Imagine you are driving in an electric vehicle (EV), and you notice that you’re running low on charge. You use your smartphone — not to find a charging station, which you hope is within range, but to summon a charging drone — and you keep driving. Within minutes, a drone is hovering over your car, and your battery is charging. You never even had to leave the road.
This could be in our future if one new patent leads to a prototype and eventually a product. It is one response to the practical problem posed by the anticipated proliferation of EVs: charging infrastructure. Back in April, Tesla announced plans to double the size of its charging infrastructure in 2017, both in urban centers and along highways.
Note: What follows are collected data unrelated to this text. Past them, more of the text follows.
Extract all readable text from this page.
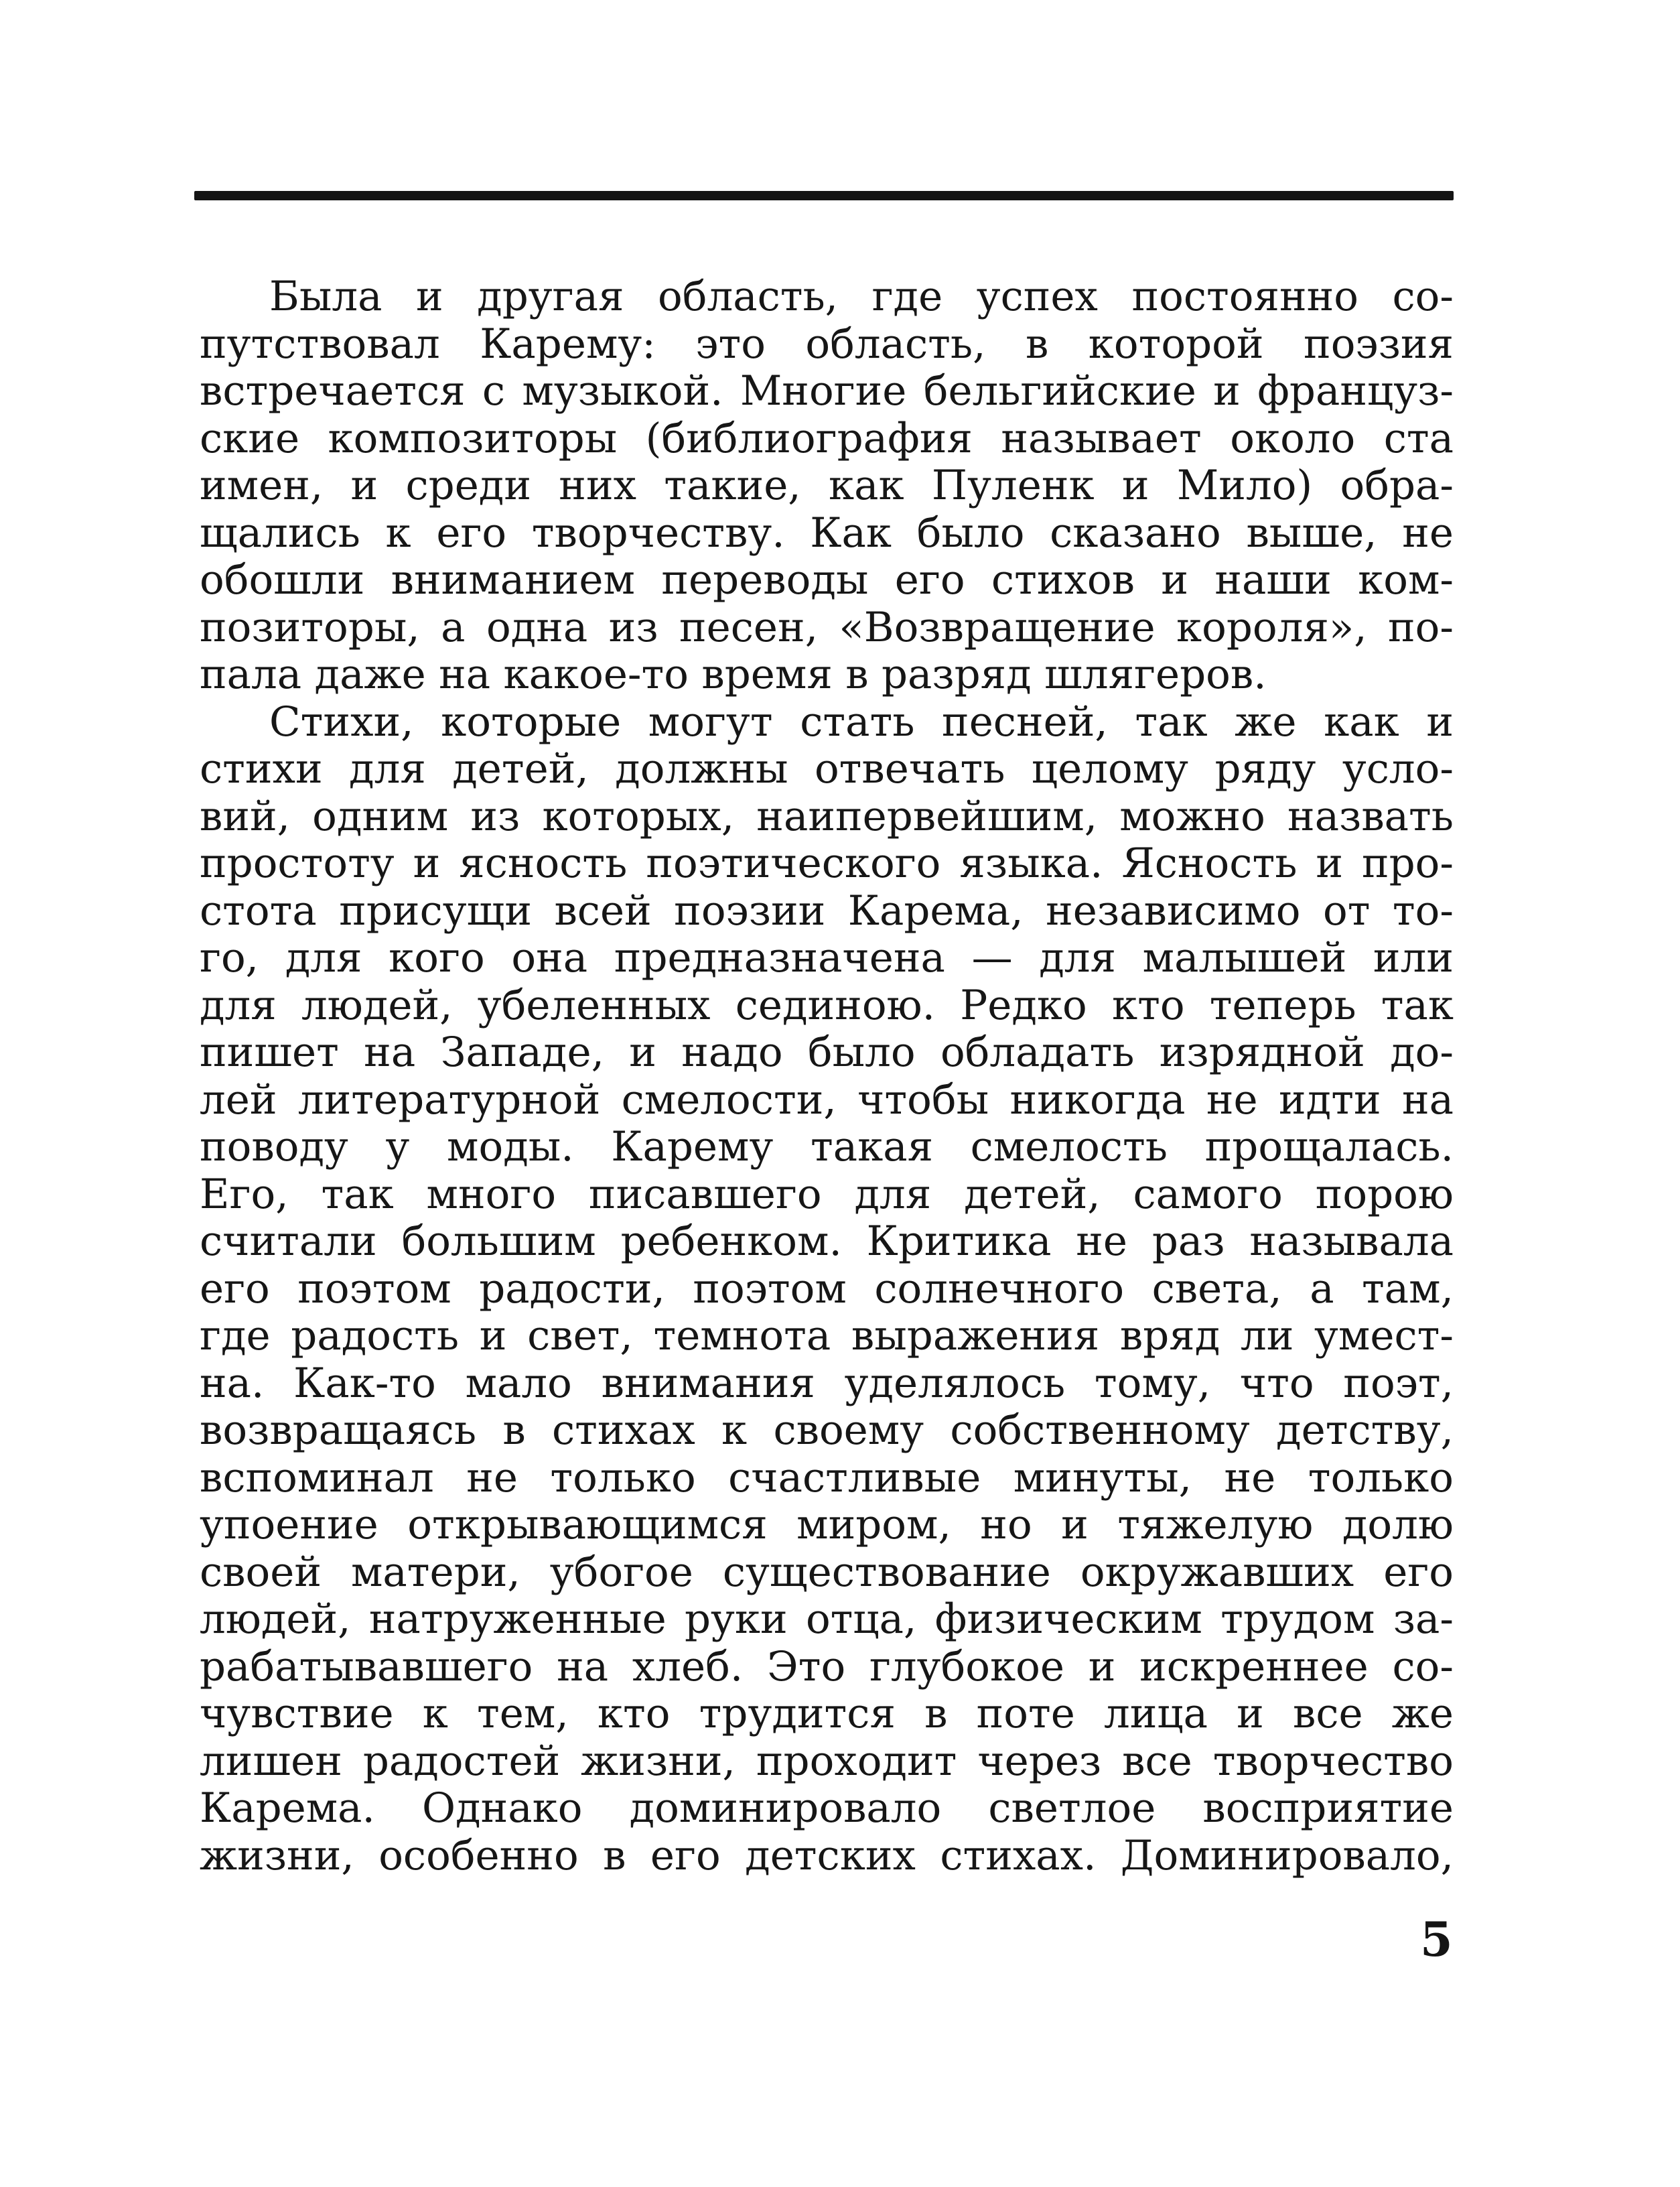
Была и другая область, где успех постоянно со-
путствовал Карему: это область, в которой поэзия
встречается с музыкой. Многие бельгийские и француз-
ские композиторы (библиография называет около ста
имен, и среди них такие, как Пуленк и Мило) обра-
щались к его творчеству. Как было сказано выше, не
обошли вниманием переводы его стихов и наши ком-
позиторы, а одна из песен, «Возвращение короля», по-
пала даже на какое-то время в разряд шлягеров.
Стихи, которые могут стать песней, так же как и
стихи для детей, должны отвечать целому ряду усло-
вий, одним из которых, наипервейшим, можно назвать
простоту и ясность поэтического языка. Ясность и про-
стота присущи всей поэзии Карема, независимо от то-
го, для кого она предназначена — для малышей или
для людей, убеленных сединою. Редко кто теперь так
пишет на Западе, и надо было обладать изрядной до-
лей литературной смелости, чтобы никогда не идти на
поводу у моды. Карему такая смелость прощалась.
Его, так много писавшего для детей, самого порою
считали большим ребенком. Критика не раз называла
его поэтом радости, поэтом солнечного света, а там,
где радость и свет, темнота выражения вряд ли умест-
на. Как-то мало внимания уделялось тому, что поэт,
возвращаясь в стихах к своему собственному детству,
вспоминал не только счастливые минуты, не только
упоение открывающимся миром, но и тяжелую долю
своей матери, убогое существование окружавших его
людей, натруженные руки отца, физическим трудом за-
рабатывавшего на хлеб. Это глубокое и искреннее со-
чувствие к тем, кто трудится в поте лица и все же
лишен радостей жизни, проходит через все творчество
Карема. Однако доминировало светлое восприятие
жизни, особенно в его детских стихах. Доминировало,
5
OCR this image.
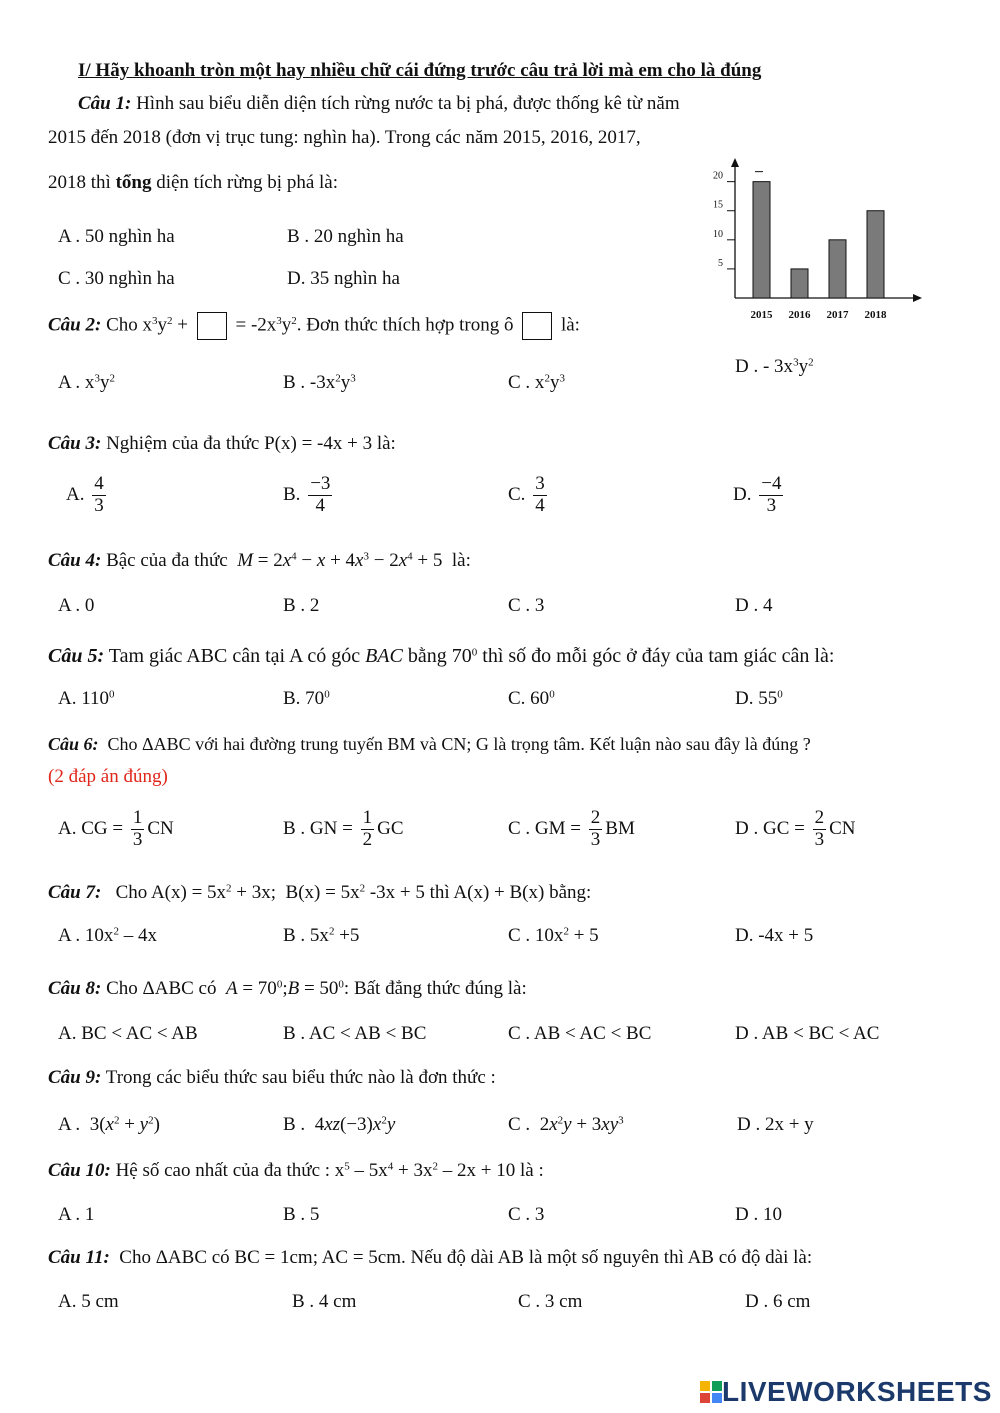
I/ Hãy khoanh tròn một hay nhiều chữ cái đứng trước câu trả lời mà em cho là đúng
Câu 1: Hình sau biểu diễn diện tích rừng nước ta bị phá, được thống kê từ năm
2015 đến 2018 (đơn vị trục tung: nghìn ha). Trong các năm 2015, 2016, 2017,
2018 thì tổng diện tích rừng bị phá là:
A . 50 nghìn ha	B . 20 nghìn ha
C . 30 nghìn ha	D. 35 nghìn ha
5
10
15
20
2015 2016 2017 2018
Câu 2: Cho $x^3y^2$ +  = $-2x^3y^2$. Đơn thức thích hợp trong ô	là:
A . $x^3y^2$	B . $-3x^2y^3$	C . $x^2y^3$
D . - $3x^3y^2$
Câu 3: Nghiệm của đa thức P(x) = -4x + 3 là:
A. $\frac{4}{3}$	B. $\frac{-3}{4}$	C. $\frac{3}{4}$	D. $\frac{-4}{3}$
Câu 4: Bậc của đa thức  $M = 2x^4 - x + 4x^3 - 2x^4 + 5$  là:
A . 0	B . 2	C . 3	D . 4
Câu 5: Tam giác ABC cân tại A có góc BAC bằng $70^0$ thì số đo mỗi góc ở đáy của tam giác cân là:
A. $110^0$	B. $70^0$	C. $60^0$	D. $55^0$
Câu 6: Cho ΔABC với hai đường trung tuyến BM và CN; G là trọng tâm. Kết luận nào sau đây là đúng ?
(2 đáp án đúng)
A. CG = $\frac{1}{3}$ CN	B . GN = $\frac{1}{2}$ GC	C . GM = $\frac{2}{3}$ BM	D . GC = $\frac{2}{3}$ CN
Câu 7: Cho $A(x) = 5x^2 + 3x$;  $B(x) = 5x^2$ -3x + 5 thì A(x) + B(x) bằng:
A . $10x^2 - 4x$	B . $5x^2 +5$	C . $10x^2 + 5$	D. -4x + 5
Câu 8: Cho ΔABC có  $A = 70^0;B = 50^0$: Bất đẳng thức đúng là:
A. BC < AC < AB	B . AC < AB < BC	C . AB < AC < BC	D . AB < BC < AC
Câu 9: Trong các biểu thức sau biểu thức nào là đơn thức :
A .  $3(x^2 + y^2)$	B .  $4xz(-3)x^2y$	C .  $2x^2y + 3xy^3$	D . 2x + y
Câu 10: Hệ số cao nhất của đa thức : $x^5 - 5x^4 + 3x^2 - 2x + 10$ là :
A . 1	B . 5	C . 3	D . 10
Câu 11: Cho ΔABC có BC = 1cm; AC = 5cm. Nếu độ dài AB là một số nguyên thì AB có độ dài là:
A. 5 cm	B . 4 cm	C . 3 cm	D . 6 cm
LIVEWORKSHEETS
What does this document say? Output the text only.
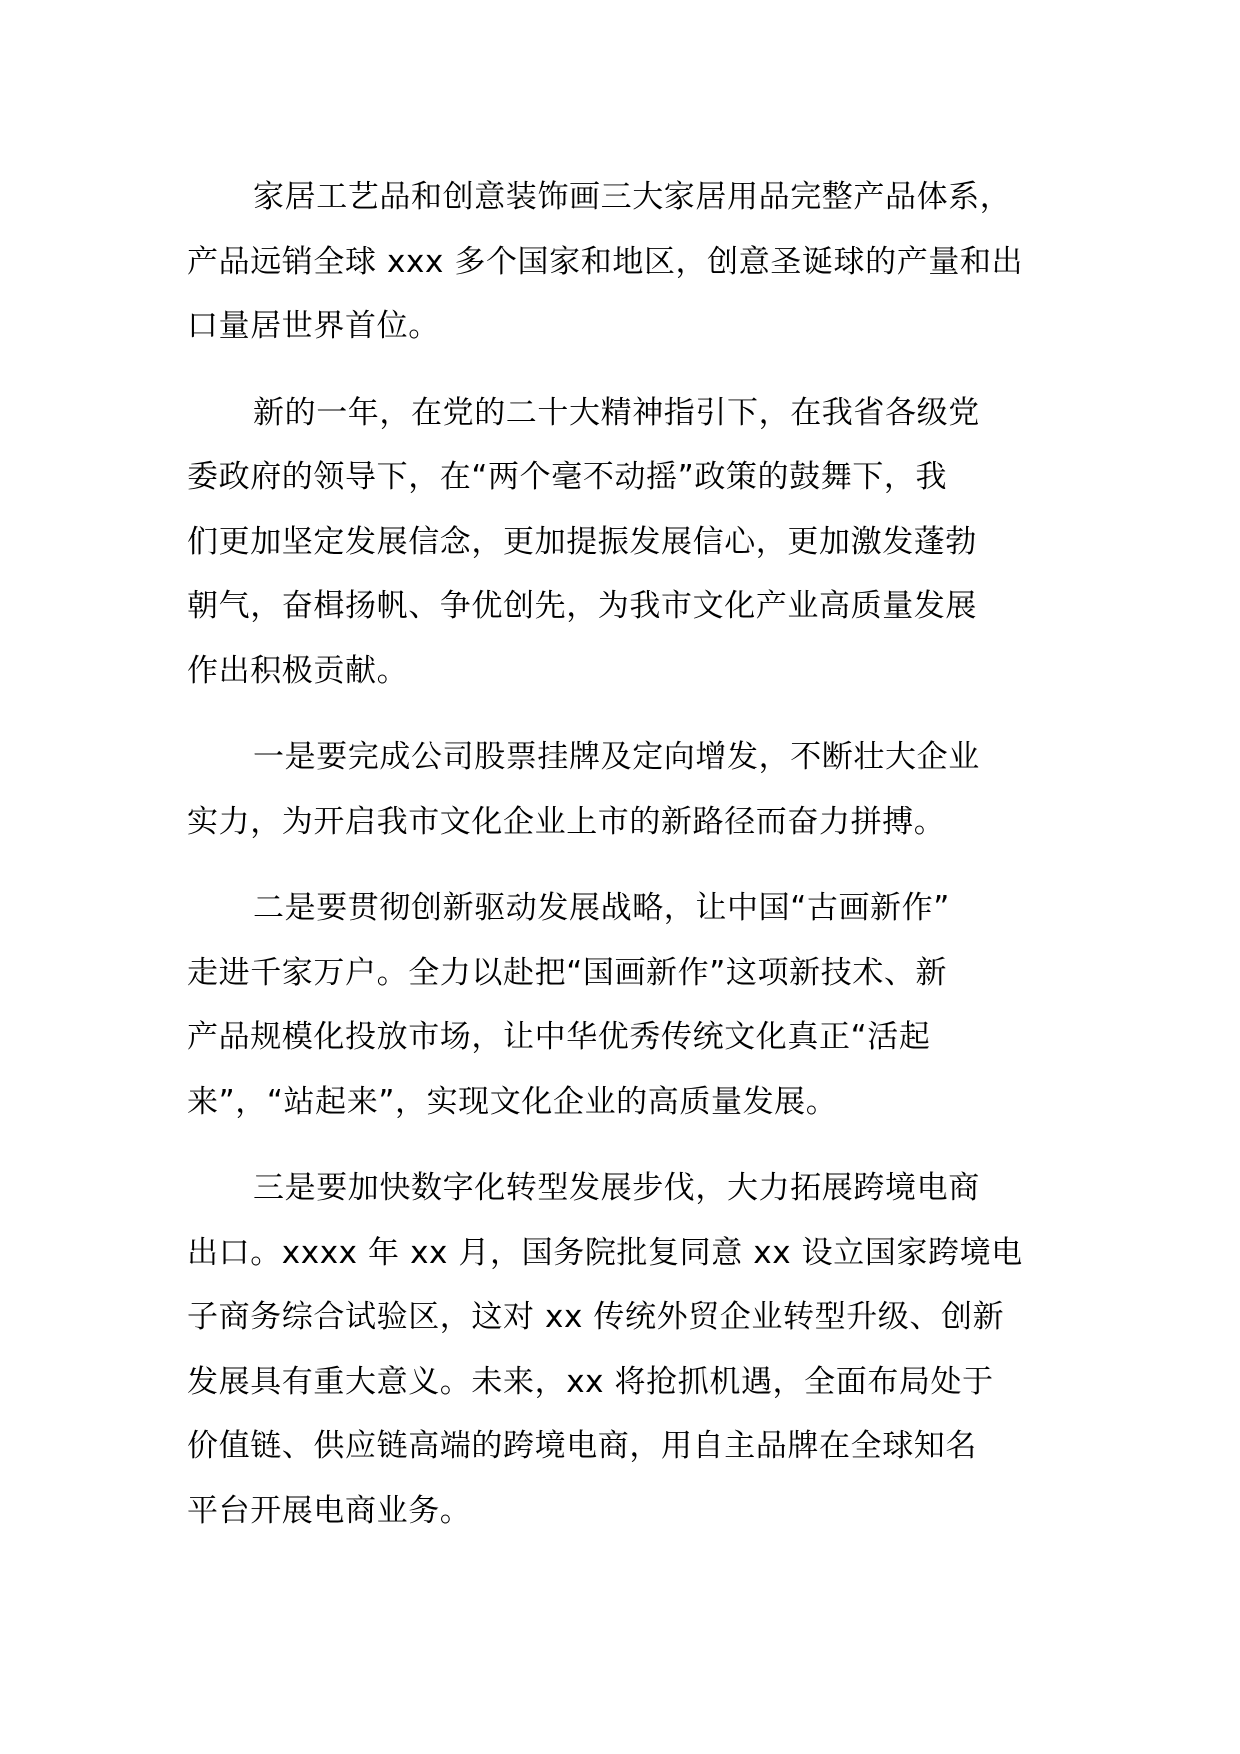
家居工艺品和创意装饰画三大家居用品完整产品体系，
产品远销全球 xxx 多个国家和地区，创意圣诞球的产量和出
口量居世界首位。

新的一年，在党的二十大精神指引下，在我省各级党
委政府的领导下，在“两个毫不动摇”政策的鼓舞下，我
们更加坚定发展信念，更加提振发展信心，更加激发蓬勃
朝气，奋楫扬帆、争优创先，为我市文化产业高质量发展
作出积极贡献。

一是要完成公司股票挂牌及定向增发，不断壮大企业
实力，为开启我市文化企业上市的新路径而奋力拼搏。

二是要贯彻创新驱动发展战略，让中国“古画新作”
走进千家万户。全力以赴把“国画新作”这项新技术、新
产品规模化投放市场，让中华优秀传统文化真正“活起
来”，“站起来”，实现文化企业的高质量发展。

三是要加快数字化转型发展步伐，大力拓展跨境电商
出口。xxxx 年 xx 月，国务院批复同意 xx 设立国家跨境电
子商务综合试验区，这对 xx 传统外贸企业转型升级、创新
发展具有重大意义。未来，xx 将抢抓机遇，全面布局处于
价值链、供应链高端的跨境电商，用自主品牌在全球知名
平台开展电商业务。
These plans will bring Tesla’s total to more than 10,000 Superchargers and 15,000 Destination Chargers in service all over the globe.
From Patent To Reality?
Now, while these massive expansion plans aren’t yet enough to keep up, Tesla isn’t the only entity focusing on charging points. As of 2016, these points were more plentiful in Japan than traditional fossil fuel filling stations. Proterra has developed a rapid charging system for electric transit, but it relies on the existence of charging infrastructure. Honda has designed a dynamic charging system that would recharge while the vehicle was in motion—but again, the problem is infrastructure.
While this innovative drone charging system would be revolutionary for EVs, the mere filing of a patent application does not guarantee that an invention will ever be made. In the meantime, it seems that all of the minds working on Evs need to advance solutions to solving the problem of infrastructure expansion.